The court case the follows, however, might seem particularly foreign to American viewers. The idea that swearing at a man makes one guilty before a court, that one’s words can have such an impact that, potentially, words can be seen as much a threat as physical violence, might seem improbable.
But that’s what makes this film so intriguing. It is so uniquely Arab, so uniquely Lebanese. In Arabic, words are a poetry and a dance. And insults or curses are not to be taken lightly. Further, the complexity of the history of the region, which American viewers are likely to be unaware of, is such that words have even more power and one’s identity can be determined simply by the way one speaks.
This film is steeped in the history of Lebanon (if you want to know a little about that particular conflict, Doueiri’s film West Beirut might at least demonstrate the immediate human consequence of it), the Civil War, and the conflict with the Palestinian Liberation Organization (PLO). A simple court case quickly draws national attention as the two defendants, Tony Hanna (played by Adel Karam), the Lebanese man, and Yasser Abdallah Sallameh (played by Kamel El Basha), the Palestinian man, refuse to come to an agreement on the matter.

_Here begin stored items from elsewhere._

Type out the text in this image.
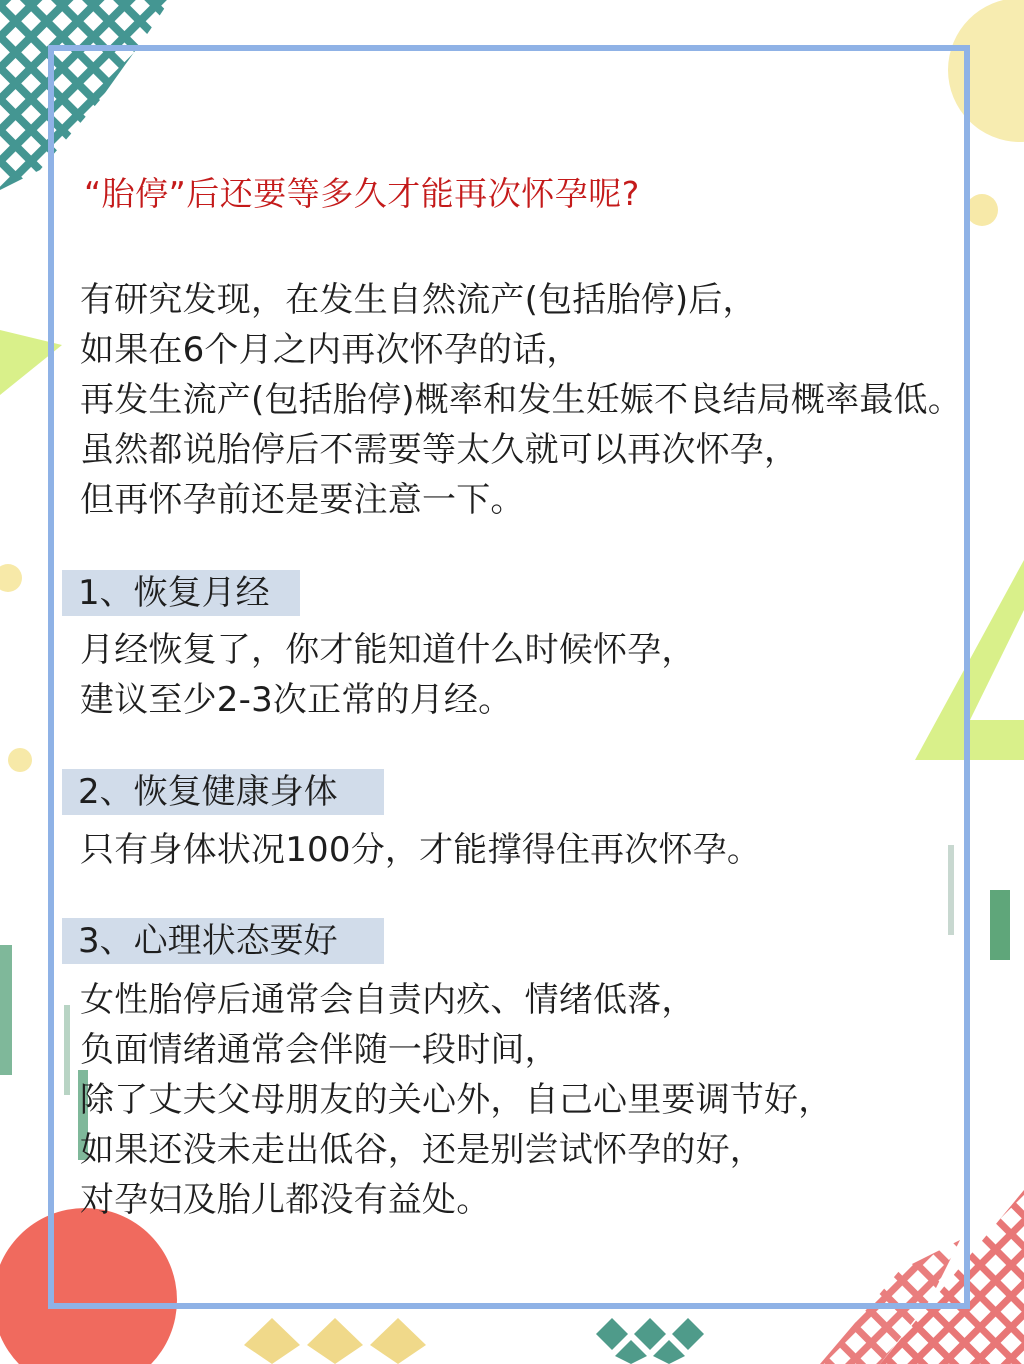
“胎停”后还要等多久才能再次怀孕呢?
有研究发现，在发生自然流产(包括胎停)后，
如果在6个月之内再次怀孕的话，
再发生流产(包括胎停)概率和发生妊娠不良结局概率最低。
虽然都说胎停后不需要等太久就可以再次怀孕，
但再怀孕前还是要注意一下。
1、恢复月经
月经恢复了，你才能知道什么时候怀孕，
建议至少2-3次正常的月经。
2、恢复健康身体
只有身体状况100分，才能撑得住再次怀孕。
3、心理状态要好
女性胎停后通常会自责内疚、情绪低落，
负面情绪通常会伴随一段时间，
除了丈夫父母朋友的关心外，自己心里要调节好，
如果还没未走出低谷，还是别尝试怀孕的好，
对孕妇及胎儿都没有益处。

Ultimately, the court must decide if the curse of Yasser justifies the racial response of Tony, which led to the physical altercation.
Again, this concept may seem so foreign. Some reviews have complained that there is little justification for the surly nature of Tony. However, again, with a little knowledge of the catastrophic and traumatizing effects of the war and the internal conflict between Lebanese and Palestinian, one can actually find some empathy for this man. And on the opposite side of that, Yasser is no less honorable than his opponent, keeping some of the words used by Tony secret, so as not to incite more conflict on the matter.
Ultimately this film has a message, that differences should not divide us. But also that we cannot ignore the history behind us. It should not guide our opinions of those we interact with, but it should inform our interactions, for one never knows the pain or history of an individual.
This film is a poignant look at a country that many in the West know little about, or only know what media, such as Homeland‘s portrayal of the country, represents. If you want a peek into the beautiful and pained lives of a country, watch this film and think on the message it is representing. Maybe, just maybe, you’ll learn to be more open-minded, more considerate, of others.
The Insult has been nominated for an Academy Award in the Best Foreign Language Film category.